Normally I take my son to his school in the suburbs during the week. But he’s been sick this weekend with a fever so I took him downtown to my wife’s hospital this morning to stay in their on-site ill child care. Traffic was light and not many cars driving in the city considering it was 7 a.m. Then it struck me that it is Martin Luther King Day.
After I dropped him off, I kept driving further into the city. Traffic became sparse. I kept driving, all the way to the 16th St and 6th Ave. While the Birmingham Civil Rights Institute fills an entire block, small 16th St. Baptist Church dominates the square.
I parked my car and strolled through Kelly Ingram Park. You know it by this photo:
The only people in the park are the homeless, TV crews, and food trucks setting up for the day. It feels quiet and alone.
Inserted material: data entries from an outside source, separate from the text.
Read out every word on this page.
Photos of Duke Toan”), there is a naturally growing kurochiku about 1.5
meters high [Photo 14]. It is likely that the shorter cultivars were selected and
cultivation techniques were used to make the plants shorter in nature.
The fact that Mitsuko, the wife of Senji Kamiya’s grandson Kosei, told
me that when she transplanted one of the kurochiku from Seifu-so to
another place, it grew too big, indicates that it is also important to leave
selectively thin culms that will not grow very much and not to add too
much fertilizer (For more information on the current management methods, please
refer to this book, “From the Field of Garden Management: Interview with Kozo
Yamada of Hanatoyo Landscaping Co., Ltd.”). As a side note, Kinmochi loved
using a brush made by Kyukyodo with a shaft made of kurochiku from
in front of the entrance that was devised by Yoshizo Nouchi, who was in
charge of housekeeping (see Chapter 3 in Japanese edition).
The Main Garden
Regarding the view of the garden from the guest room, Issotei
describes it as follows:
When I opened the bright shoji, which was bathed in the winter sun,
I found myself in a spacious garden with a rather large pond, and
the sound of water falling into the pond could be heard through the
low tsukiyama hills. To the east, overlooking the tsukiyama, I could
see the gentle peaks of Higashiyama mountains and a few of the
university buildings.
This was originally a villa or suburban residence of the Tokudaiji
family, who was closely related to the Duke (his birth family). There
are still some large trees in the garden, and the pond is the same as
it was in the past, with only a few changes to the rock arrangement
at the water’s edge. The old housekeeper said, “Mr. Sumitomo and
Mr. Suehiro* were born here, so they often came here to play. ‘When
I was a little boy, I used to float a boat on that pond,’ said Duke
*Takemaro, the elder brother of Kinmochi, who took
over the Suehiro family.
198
Instead of being a place for idle time or relaxation like most parks, Kelly Ingram is filled with a dread sense of history – reinforced by the statues and monuments to Civil Rights Era protests. It’s not the sort of place one goes to have fun.
But it shouldn’t be. It stands in remembrance to the sacrifices made by those who believed in liberty for all men and women. That bigotry and narrow-minded zeal could not stand the scrutiny of the righteous. It is a reminder that I couldn’t have married my wife a scant 40 years ago.
The park stands for freedom from persecution and that “Oppressed people cannot remain oppressed forever. ” A reminder that we must remain vigilant to the dark currents that exist among us. A monument to people who will fight for what they know is right.
“that an individual who breaks a law that conscience tells him is unjust, and who willingly accepts the penalty of imprisonment in order to arouse the conscience of the community over its injustice, is in reality expressing the highest respect for law.”